Learning the details of growing great food is something I constantly do but I also enjoy learning about the intersection of the natural world that occurs on the farm. Last post I went on about the Praying Mantis. Well this week I spent time looking into Squash Bees. I co-habit the field with Bumblebees and not looking to close, always thought the bees in the squash blossoms were the same guys. Kind of look the same…then I was petting a bumble on the sunflower and realized the differences!!! Whoa, big differences. Both these bees are super helpful on the farm. Bumbles are amazing as they work through the bean row and do their valued jobs. I can be picking and they never bother me. Maybe I almost grab one as the beans are harvested but these busy bees keep on. They are a bit of a clumsy flier often crashing into leaves and stems but carry on. They can be petted when working and I’ve never been stung. Squash bees seem to have a similar temperament. They might get a bit testy when the blossom they are comatose in gets bumped in the way to harvesting a zucchini but they just fly off somewhere and leave all as it was. Sometimes the bees are so busy they can create a huge racket in the squash row. No matter, they don’t bother when I visit. Well, I finally noticed the difference!!!

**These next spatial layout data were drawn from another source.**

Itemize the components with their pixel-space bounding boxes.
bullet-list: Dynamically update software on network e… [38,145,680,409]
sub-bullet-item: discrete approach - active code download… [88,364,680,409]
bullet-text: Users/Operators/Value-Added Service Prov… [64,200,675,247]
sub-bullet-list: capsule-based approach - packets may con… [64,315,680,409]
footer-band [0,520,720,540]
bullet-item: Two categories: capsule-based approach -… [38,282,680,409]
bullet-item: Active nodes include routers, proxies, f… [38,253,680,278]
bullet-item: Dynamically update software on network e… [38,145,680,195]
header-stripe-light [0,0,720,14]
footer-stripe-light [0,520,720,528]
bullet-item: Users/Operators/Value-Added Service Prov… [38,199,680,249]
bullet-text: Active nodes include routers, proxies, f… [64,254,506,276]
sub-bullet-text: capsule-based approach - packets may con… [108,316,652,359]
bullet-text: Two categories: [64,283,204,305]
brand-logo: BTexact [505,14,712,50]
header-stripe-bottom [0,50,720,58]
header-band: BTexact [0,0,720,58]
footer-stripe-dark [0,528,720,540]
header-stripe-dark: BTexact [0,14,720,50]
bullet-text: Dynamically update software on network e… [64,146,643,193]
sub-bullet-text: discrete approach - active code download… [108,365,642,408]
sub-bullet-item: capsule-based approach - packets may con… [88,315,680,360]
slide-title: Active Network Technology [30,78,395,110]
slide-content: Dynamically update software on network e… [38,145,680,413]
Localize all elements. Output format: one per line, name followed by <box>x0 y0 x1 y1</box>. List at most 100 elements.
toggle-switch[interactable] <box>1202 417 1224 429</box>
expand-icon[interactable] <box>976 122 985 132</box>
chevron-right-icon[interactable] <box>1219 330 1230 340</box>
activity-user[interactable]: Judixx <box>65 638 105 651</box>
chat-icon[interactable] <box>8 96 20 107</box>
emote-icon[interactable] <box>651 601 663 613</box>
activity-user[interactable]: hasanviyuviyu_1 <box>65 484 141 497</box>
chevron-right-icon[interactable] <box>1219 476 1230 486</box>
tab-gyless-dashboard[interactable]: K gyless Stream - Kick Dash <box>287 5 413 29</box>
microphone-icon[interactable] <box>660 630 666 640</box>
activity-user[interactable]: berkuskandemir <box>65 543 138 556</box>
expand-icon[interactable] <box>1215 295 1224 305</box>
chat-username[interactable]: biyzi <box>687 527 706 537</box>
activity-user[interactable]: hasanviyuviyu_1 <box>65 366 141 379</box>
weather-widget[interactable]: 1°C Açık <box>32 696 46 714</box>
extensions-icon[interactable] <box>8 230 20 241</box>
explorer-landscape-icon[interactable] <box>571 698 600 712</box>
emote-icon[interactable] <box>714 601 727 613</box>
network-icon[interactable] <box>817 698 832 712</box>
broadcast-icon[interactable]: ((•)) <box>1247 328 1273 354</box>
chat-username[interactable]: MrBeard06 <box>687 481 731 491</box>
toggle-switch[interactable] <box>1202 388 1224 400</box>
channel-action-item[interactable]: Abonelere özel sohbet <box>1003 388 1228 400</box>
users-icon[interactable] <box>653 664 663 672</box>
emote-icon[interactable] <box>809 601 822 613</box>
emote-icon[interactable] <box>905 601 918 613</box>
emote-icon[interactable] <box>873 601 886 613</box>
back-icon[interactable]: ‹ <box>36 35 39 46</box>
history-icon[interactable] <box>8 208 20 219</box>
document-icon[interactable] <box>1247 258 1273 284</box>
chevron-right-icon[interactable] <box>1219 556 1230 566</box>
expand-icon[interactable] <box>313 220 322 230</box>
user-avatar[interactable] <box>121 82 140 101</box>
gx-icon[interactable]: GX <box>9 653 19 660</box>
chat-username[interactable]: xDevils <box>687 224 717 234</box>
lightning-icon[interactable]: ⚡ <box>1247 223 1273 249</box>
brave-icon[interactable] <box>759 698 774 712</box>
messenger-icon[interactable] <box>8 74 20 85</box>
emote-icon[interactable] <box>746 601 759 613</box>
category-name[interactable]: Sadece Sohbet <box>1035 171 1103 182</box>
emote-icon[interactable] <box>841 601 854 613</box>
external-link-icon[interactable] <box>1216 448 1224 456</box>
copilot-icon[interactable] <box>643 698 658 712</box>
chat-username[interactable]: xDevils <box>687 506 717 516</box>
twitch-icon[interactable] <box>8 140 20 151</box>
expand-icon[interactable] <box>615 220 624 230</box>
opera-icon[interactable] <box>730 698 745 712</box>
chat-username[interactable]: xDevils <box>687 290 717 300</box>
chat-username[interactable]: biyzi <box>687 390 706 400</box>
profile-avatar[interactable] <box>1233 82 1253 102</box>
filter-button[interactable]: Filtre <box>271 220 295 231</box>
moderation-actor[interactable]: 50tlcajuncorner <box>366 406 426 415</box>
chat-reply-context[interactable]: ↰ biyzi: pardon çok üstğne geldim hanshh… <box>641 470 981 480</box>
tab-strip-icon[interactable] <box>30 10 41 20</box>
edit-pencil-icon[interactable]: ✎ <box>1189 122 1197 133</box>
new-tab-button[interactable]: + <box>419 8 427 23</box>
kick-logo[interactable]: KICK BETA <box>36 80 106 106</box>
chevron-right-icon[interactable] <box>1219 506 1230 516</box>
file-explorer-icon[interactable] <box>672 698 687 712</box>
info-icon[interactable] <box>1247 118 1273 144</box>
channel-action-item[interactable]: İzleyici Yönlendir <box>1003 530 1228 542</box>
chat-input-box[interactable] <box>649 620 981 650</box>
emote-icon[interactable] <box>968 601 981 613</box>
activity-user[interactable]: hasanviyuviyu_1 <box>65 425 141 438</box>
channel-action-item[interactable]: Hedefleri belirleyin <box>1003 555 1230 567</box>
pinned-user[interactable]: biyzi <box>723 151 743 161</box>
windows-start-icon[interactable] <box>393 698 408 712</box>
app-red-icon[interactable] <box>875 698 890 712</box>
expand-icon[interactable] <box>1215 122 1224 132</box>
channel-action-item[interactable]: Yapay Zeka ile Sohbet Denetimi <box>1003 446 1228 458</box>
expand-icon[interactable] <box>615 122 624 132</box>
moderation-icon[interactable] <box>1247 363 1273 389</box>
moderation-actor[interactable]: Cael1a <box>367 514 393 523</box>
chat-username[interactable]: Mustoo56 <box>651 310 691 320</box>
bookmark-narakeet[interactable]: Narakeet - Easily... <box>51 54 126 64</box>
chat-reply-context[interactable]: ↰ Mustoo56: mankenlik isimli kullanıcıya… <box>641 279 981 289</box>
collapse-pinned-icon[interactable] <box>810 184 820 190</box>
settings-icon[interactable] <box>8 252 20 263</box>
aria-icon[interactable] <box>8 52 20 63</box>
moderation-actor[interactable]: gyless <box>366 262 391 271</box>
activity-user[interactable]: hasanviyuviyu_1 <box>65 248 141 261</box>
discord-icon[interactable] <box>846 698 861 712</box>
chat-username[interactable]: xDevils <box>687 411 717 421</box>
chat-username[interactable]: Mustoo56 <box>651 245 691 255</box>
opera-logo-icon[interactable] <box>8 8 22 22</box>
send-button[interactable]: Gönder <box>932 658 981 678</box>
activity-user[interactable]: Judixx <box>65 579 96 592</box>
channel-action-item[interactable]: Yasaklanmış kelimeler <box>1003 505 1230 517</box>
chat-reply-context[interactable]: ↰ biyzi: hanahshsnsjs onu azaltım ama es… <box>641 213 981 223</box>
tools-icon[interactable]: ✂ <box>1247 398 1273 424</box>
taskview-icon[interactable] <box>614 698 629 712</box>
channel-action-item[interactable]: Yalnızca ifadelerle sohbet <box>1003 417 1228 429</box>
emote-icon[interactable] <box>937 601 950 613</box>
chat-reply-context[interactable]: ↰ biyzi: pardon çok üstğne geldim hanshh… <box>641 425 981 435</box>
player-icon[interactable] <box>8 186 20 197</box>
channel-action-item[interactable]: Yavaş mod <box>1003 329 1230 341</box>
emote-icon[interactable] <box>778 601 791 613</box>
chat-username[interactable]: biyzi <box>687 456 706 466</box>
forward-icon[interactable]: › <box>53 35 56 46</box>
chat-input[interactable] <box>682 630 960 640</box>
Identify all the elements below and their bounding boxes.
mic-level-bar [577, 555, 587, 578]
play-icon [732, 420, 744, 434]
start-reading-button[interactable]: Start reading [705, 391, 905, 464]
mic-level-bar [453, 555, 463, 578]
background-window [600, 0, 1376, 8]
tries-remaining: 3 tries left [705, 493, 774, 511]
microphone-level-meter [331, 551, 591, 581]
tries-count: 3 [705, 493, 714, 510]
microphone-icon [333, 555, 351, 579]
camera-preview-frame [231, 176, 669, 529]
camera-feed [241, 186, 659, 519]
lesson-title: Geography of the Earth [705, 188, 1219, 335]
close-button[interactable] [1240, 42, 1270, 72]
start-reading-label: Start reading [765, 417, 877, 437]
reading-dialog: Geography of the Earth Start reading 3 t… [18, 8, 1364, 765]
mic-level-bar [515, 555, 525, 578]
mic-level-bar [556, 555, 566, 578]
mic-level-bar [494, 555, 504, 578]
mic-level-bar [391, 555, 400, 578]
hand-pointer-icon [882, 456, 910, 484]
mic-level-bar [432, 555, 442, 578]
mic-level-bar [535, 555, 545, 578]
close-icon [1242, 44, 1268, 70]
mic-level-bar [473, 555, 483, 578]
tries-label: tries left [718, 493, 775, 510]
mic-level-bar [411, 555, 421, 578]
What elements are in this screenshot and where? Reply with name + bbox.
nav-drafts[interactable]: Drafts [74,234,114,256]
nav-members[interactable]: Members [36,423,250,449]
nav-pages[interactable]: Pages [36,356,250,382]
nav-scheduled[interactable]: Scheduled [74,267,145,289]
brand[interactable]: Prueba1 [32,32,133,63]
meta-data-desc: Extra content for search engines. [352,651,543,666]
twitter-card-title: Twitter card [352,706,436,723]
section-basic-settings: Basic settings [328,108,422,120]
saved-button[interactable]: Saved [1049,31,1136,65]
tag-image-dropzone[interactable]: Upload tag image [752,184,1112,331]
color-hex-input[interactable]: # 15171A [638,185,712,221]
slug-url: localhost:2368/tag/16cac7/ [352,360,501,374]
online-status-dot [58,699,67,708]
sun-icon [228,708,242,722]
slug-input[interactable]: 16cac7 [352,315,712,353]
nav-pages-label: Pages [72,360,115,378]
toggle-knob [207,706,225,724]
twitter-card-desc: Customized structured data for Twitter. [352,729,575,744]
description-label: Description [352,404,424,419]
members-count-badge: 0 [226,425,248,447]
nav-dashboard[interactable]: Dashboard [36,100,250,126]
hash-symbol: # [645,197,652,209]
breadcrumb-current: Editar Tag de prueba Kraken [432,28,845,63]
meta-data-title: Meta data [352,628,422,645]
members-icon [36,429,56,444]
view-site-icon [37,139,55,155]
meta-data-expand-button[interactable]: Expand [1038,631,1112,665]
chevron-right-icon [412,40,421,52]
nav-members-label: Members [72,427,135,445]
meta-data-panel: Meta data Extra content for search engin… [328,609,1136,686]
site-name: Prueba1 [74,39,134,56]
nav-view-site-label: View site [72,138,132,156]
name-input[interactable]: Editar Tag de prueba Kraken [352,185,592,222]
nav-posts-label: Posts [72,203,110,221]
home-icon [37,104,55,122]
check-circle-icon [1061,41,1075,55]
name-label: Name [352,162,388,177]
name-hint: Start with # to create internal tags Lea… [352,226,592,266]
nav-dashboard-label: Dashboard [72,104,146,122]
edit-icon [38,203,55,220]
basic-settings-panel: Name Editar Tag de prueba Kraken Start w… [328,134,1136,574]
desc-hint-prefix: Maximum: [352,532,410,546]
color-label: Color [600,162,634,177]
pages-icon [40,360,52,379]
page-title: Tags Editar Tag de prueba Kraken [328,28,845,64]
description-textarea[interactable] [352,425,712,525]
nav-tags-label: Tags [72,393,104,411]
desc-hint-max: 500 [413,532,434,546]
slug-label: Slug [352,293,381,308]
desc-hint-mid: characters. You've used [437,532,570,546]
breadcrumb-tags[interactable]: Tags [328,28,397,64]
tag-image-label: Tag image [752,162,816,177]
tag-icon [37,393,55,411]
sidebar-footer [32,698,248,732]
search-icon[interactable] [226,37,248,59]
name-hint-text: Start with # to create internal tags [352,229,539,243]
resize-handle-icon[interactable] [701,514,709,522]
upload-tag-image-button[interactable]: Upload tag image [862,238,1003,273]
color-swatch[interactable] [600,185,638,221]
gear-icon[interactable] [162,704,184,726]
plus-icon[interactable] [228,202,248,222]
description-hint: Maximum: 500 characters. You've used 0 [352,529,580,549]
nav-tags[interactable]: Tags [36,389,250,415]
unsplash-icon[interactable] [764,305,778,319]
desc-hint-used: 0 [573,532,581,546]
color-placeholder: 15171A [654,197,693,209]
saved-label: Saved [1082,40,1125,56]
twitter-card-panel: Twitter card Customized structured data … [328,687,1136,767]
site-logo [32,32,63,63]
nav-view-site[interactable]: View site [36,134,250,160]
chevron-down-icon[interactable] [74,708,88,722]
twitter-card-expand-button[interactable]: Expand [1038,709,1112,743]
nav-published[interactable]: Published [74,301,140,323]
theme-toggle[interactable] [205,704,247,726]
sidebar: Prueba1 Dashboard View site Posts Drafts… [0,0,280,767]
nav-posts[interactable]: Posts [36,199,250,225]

A large bird winged through the field next to the ditch. I mean large. Much bigger than a crow…big as a Red-tailed Hawk, but different. Swooping low to the ground, and along the fencerow. Yep, a Harrier. And so I’ve seen the Harrier the last several times to the field. It’s a male, with an almost pure white underside. The other day it sat atop a post. Its dark colored back was to me as I gazed past the barn and compost piles. It swiveled its head to keep me in sight as I approached from behind. I stopped 50’ away and watched a bit. Must have made it a bit nervous to be watched. Off it flew in an initial swoop to the ground, then a couple of powerful wing beats away and a gentle arc up to a limb on a dead ash next to the ditch 150’away. Took a moment to fold and settle his wings, kind of like a person easing into a comfortable chair, then roosted and kept an eye on me. I went back to my work. Soon it started a series of calls and I heard them answered from high in the sky. Squinty eyed I watched till the answering bird came into focus. The mate…!!